Skills are on-demand playbooks your agent loads only when relevant. Learn how to write them, see examples, and clone public Skills from others.

Watsy Team
Jan 10, 2026
4 min read
Agent Skills: Teach Your WhatsApp AI Agent Your Playbooks

Your agent does not need to memorize your entire business to answer well. It needs the right playbook at the right moment. That is exactly what Skills do, and it is a smarter way to make an agent expert than the old approach of dumping everything into one giant brief.

What a Skill is

A Skill is a complete playbook you write for one job: handling returns, booking an appointment, answering your top FAQs. The agent does not carry all of them at once. When a conversation touches a topic, it loads the matching Skill, follows it, and answers with confidence.

Think of it like a binder of tabbed guides.

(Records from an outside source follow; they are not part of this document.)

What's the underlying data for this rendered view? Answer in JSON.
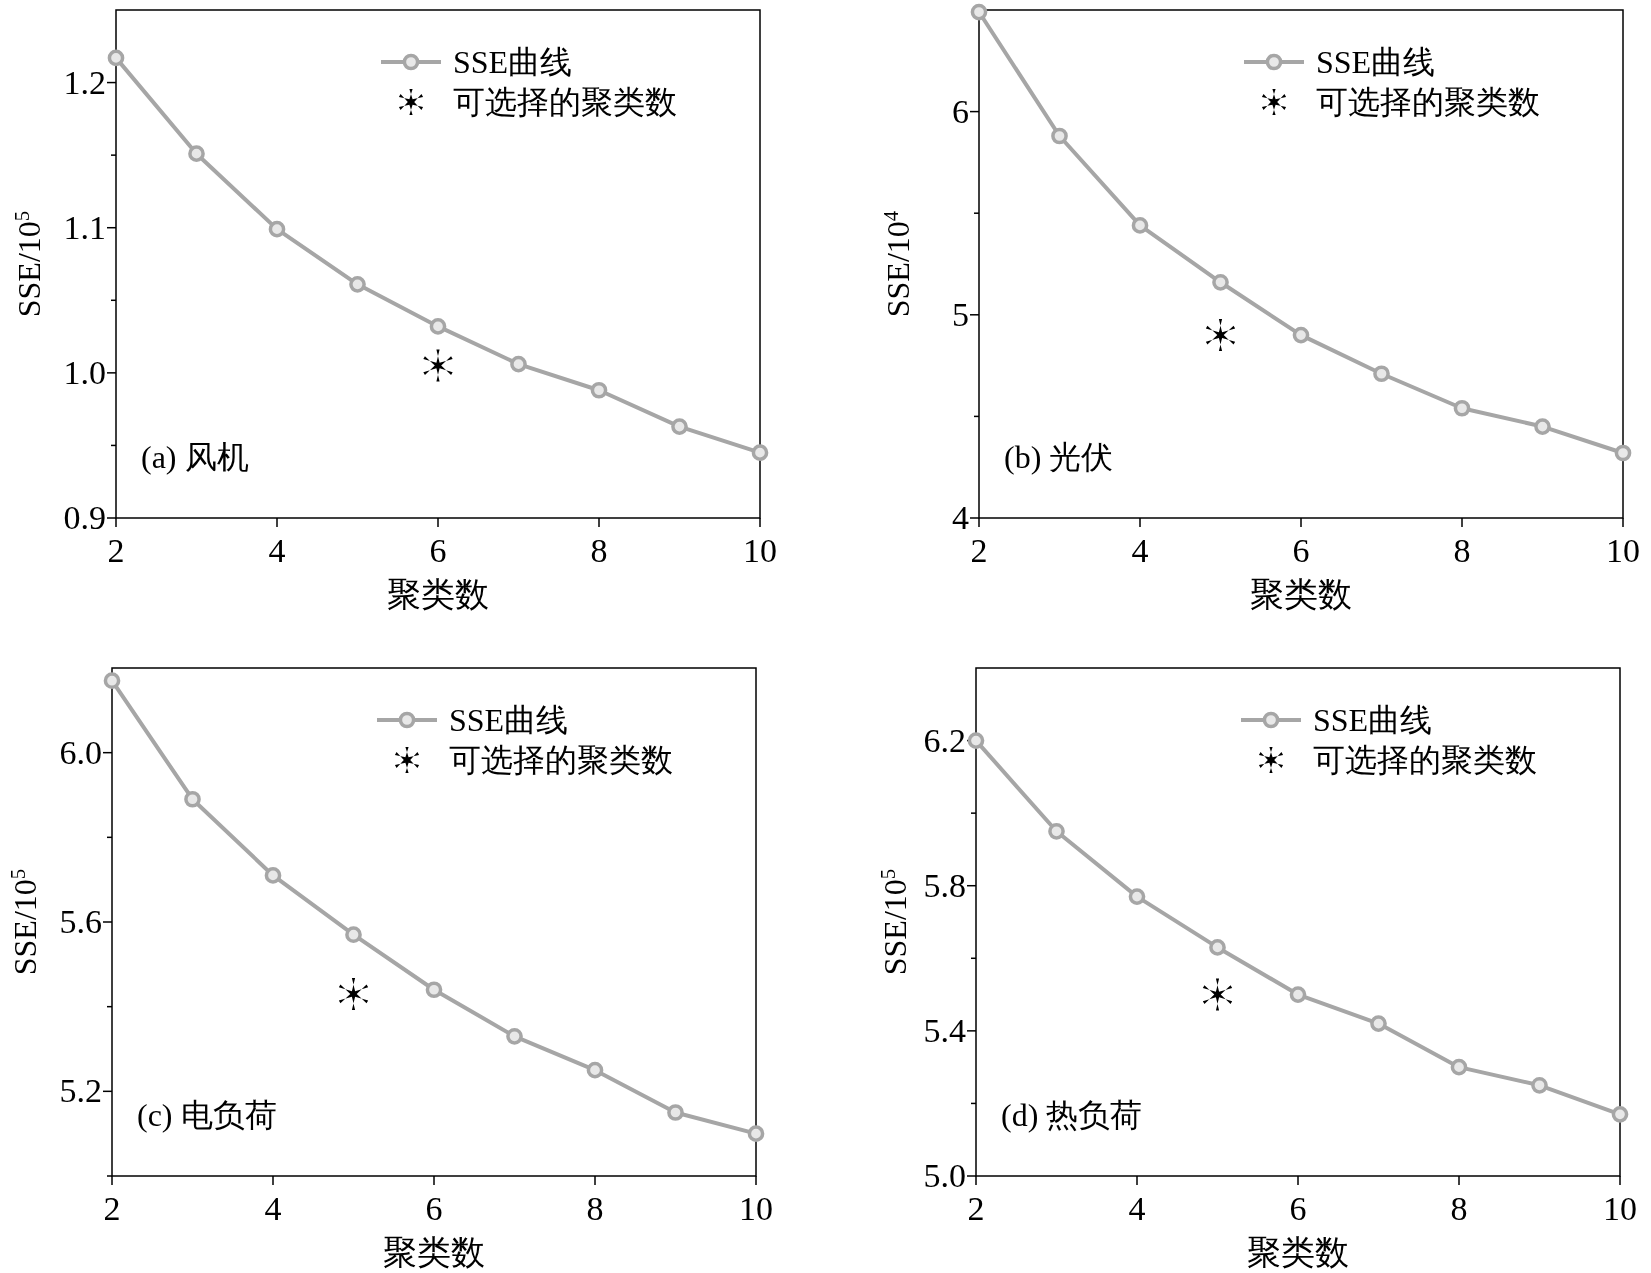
{
  "chart_data": [
    {
      "type": "line",
      "xlabel": "聚类数",
      "ylabel": "SSE/10$^{5}$",
      "annotations": [
        "(a) 风机"
      ],
      "legend": "top right",
      "xlim": [
        2,
        10
      ],
      "xticks": [
        2,
        4,
        6,
        8,
        10
      ],
      "ylim": [
        0.9,
        1.25
      ],
      "yticks": [
        {
          "value": 0.9,
          "label": "0.9"
        },
        {
          "value": 0.95,
          "label": null
        },
        {
          "value": 1.0,
          "label": "1.0"
        },
        {
          "value": 1.05,
          "label": null
        },
        {
          "value": 1.1,
          "label": "1.1"
        },
        {
          "value": 1.15,
          "label": null
        },
        {
          "value": 1.2,
          "label": "1.2"
        }
      ],
      "series": [
        {
          "name": "SSE曲线",
          "type": "line",
          "color": "#a6a6a6",
          "marker": "circle",
          "x": [
            2,
            3,
            4,
            5,
            6,
            7,
            8,
            9,
            10
          ],
          "values": [
            1.217,
            1.151,
            1.099,
            1.061,
            1.032,
            1.006,
            0.988,
            0.963,
            0.945
          ]
        },
        {
          "name": "可选择的聚类数",
          "type": "scatter",
          "color": "#000000",
          "marker": "cross",
          "x": [
            6
          ],
          "values": [
            1.005
          ]
        }
      ]
    },
    {
      "type": "line",
      "xlabel": "聚类数",
      "ylabel": "SSE/10$^{4}$",
      "annotations": [
        "(b) 光伏"
      ],
      "legend": "top right",
      "xlim": [
        2,
        10
      ],
      "xticks": [
        2,
        4,
        6,
        8,
        10
      ],
      "ylim": [
        4,
        6.5
      ],
      "yticks": [
        4,
        {
          "value": 4.5,
          "label": null
        },
        5,
        {
          "value": 5.5,
          "label": null
        },
        6
      ],
      "series": [
        {
          "name": "SSE曲线",
          "type": "line",
          "color": "#a6a6a6",
          "marker": "circle",
          "x": [
            2,
            3,
            4,
            5,
            6,
            7,
            8,
            9,
            10
          ],
          "values": [
            6.49,
            5.88,
            5.44,
            5.16,
            4.9,
            4.71,
            4.54,
            4.45,
            4.32
          ]
        },
        {
          "name": "可选择的聚类数",
          "type": "scatter",
          "color": "#000000",
          "marker": "cross",
          "x": [
            5
          ],
          "values": [
            4.9
          ]
        }
      ]
    },
    {
      "type": "line",
      "xlabel": "聚类数",
      "ylabel": "SSE/10$^{5}$",
      "annotations": [
        "(c) 电负荷"
      ],
      "legend": "top right",
      "xlim": [
        2,
        10
      ],
      "xticks": [
        2,
        4,
        6,
        8,
        10
      ],
      "ylim": [
        5.0,
        6.2
      ],
      "yticks": [
        {
          "value": 5.0,
          "label": null
        },
        {
          "value": 5.2,
          "label": "5.2"
        },
        {
          "value": 5.4,
          "label": null
        },
        {
          "value": 5.6,
          "label": "5.6"
        },
        {
          "value": 5.8,
          "label": null
        },
        {
          "value": 6.0,
          "label": "6.0"
        }
      ],
      "series": [
        {
          "name": "SSE曲线",
          "type": "line",
          "color": "#a6a6a6",
          "marker": "circle",
          "x": [
            2,
            3,
            4,
            5,
            6,
            7,
            8,
            9,
            10
          ],
          "values": [
            6.17,
            5.89,
            5.71,
            5.57,
            5.44,
            5.33,
            5.25,
            5.15,
            5.1
          ]
        },
        {
          "name": "可选择的聚类数",
          "type": "scatter",
          "color": "#000000",
          "marker": "cross",
          "x": [
            5
          ],
          "values": [
            5.43
          ]
        }
      ]
    },
    {
      "type": "line",
      "xlabel": "聚类数",
      "ylabel": "SSE/10$^{5}$",
      "annotations": [
        "(d) 热负荷"
      ],
      "legend": "top right",
      "xlim": [
        2,
        10
      ],
      "xticks": [
        2,
        4,
        6,
        8,
        10
      ],
      "ylim": [
        5.0,
        6.4
      ],
      "yticks": [
        {
          "value": 5.0,
          "label": "5.0"
        },
        {
          "value": 5.2,
          "label": null
        },
        {
          "value": 5.4,
          "label": "5.4"
        },
        {
          "value": 5.6,
          "label": null
        },
        {
          "value": 5.8,
          "label": "5.8"
        },
        {
          "value": 6.0,
          "label": null
        },
        {
          "value": 6.2,
          "label": "6.2"
        }
      ],
      "series": [
        {
          "name": "SSE曲线",
          "type": "line",
          "color": "#a6a6a6",
          "marker": "circle",
          "x": [
            2,
            3,
            4,
            5,
            6,
            7,
            8,
            9,
            10
          ],
          "values": [
            6.2,
            5.95,
            5.77,
            5.63,
            5.5,
            5.42,
            5.3,
            5.25,
            5.17
          ]
        },
        {
          "name": "可选择的聚类数",
          "type": "scatter",
          "color": "#000000",
          "marker": "cross",
          "x": [
            5
          ],
          "values": [
            5.5
          ]
        }
      ]
    }
  ]
}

Your agent flips to the right tab only when it needs it, instead of trying to hold every page in its head.

Why this beats one giant prompt

You could try to stuff every policy, edge case, and process into your agent's main instructions. It does not work well.

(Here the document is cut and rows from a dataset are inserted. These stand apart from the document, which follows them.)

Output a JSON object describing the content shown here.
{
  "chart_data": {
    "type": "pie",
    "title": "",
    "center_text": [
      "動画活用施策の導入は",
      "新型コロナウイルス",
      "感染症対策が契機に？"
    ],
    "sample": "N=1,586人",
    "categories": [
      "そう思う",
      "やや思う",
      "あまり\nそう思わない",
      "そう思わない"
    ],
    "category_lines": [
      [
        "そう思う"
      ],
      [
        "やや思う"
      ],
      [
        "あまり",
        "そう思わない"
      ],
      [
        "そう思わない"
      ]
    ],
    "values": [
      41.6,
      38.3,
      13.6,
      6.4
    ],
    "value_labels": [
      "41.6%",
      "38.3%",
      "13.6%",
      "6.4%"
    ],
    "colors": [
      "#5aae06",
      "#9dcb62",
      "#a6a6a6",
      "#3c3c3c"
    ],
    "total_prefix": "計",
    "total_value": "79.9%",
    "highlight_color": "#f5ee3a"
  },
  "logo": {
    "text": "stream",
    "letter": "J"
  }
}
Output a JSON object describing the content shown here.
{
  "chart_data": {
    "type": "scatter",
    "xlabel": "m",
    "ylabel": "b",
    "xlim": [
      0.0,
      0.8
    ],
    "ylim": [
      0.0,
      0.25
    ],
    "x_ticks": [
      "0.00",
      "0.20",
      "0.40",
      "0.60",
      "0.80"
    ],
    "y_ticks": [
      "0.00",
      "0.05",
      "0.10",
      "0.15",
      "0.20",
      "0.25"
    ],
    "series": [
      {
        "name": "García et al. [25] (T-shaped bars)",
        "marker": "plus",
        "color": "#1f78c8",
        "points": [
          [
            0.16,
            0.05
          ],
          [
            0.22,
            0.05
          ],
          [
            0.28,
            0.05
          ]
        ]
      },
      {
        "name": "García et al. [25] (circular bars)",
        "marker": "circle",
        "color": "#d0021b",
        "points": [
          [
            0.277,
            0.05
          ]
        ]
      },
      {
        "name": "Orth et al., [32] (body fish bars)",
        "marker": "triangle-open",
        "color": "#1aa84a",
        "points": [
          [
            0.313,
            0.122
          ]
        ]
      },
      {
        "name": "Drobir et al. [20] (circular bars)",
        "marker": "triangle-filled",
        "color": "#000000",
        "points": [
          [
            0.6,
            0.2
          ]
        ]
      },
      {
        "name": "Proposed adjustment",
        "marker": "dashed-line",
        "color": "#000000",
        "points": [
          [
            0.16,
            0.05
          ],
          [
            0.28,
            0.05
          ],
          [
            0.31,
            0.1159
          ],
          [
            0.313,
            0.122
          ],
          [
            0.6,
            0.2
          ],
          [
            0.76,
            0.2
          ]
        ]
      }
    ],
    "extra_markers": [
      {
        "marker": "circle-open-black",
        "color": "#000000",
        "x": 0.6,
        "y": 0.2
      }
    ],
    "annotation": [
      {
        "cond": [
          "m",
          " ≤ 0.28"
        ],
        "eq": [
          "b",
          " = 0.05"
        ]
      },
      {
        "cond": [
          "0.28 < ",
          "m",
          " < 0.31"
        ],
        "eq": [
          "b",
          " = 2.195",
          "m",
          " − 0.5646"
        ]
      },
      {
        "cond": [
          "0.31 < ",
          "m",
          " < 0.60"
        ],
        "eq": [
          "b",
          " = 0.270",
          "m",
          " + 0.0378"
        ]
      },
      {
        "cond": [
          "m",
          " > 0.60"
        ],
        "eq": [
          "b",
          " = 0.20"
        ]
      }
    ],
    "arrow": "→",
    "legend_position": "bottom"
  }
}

  • Long instructions get ignored. The more you pile in, the more the agent loses track of what matters.
  • Details get blurred. Specifics get muddled when they compete for attention with everything else.
  • Updates get risky. Change one policy and you are editing a wall of text, hoping you do not break something else.

Skills fix all of this. Each one is focused and self-contained. The agent only reads the one that fits the conversation, so answers stay sharp and your main instructions stay short. This is the modern way to give an agent deep knowledge, without drowning it.

How to write a good Skill

A strong Skill is clear and actionable. Keep this structure in mind:

  1. A clear name. Name it for the job it does: "Returns Policy," "Booking a Table," "Shipping FAQ." The name helps the agent know when to reach for it.
  2. When to use it. Open with the trigger, for example "Use this when a customer wants to return or exchange an item."
  3. The steps. Lay out exactly what to do and say, in order. Short, plain sentences.
  4. The limits. Note what the agent should not promise, and when to hand off to a human instead.

Write it the way you would brief a new teammate. If a person could follow it, your agent can too.

A few examples

  • Returns. "Use this when a customer asks to return something. Ask for the order details, explain the 14-day window, and share the steps. If the item is past the window, hand off to a human."
  • Booking. "Use this when a customer wants an appointment. Ask for the preferred day and time, confirm availability, and summarize the booking back to them."
  • FAQ. "Use this for common questions about hours, location, and parking. Answer directly and warmly. If they ask something not covered here, offer to connect a teammate."

Notice how each one names its trigger, gives clear steps, and says when to hand off. That pattern is the whole trick.

Assigning Skills to your agent

Writing a Skill is only half the job. You then assign it to the agent that should use it. Open your agent, attach the Skills it needs, and it will start loading them at the right moments.

Different agents can have different Skills. A sales agent and a support agent can share some and keep others to themselves. Add, remove, and refine anytime. Then test in the Playground to see a Skill kick in live.

Discover and clone public Skills

You do not have to write everything from scratch. Some Skills are shared publicly by others, and you can discover them and clone a copy into your own workspace. Start from a proven playbook, then tweak the wording, steps, and limits to fit your business.

It is a fast way to stand up a capable agent: clone a few solid Skills, write a couple of your own, assign them, and test. Your agent goes from generic to genuinely expert, one playbook at a time.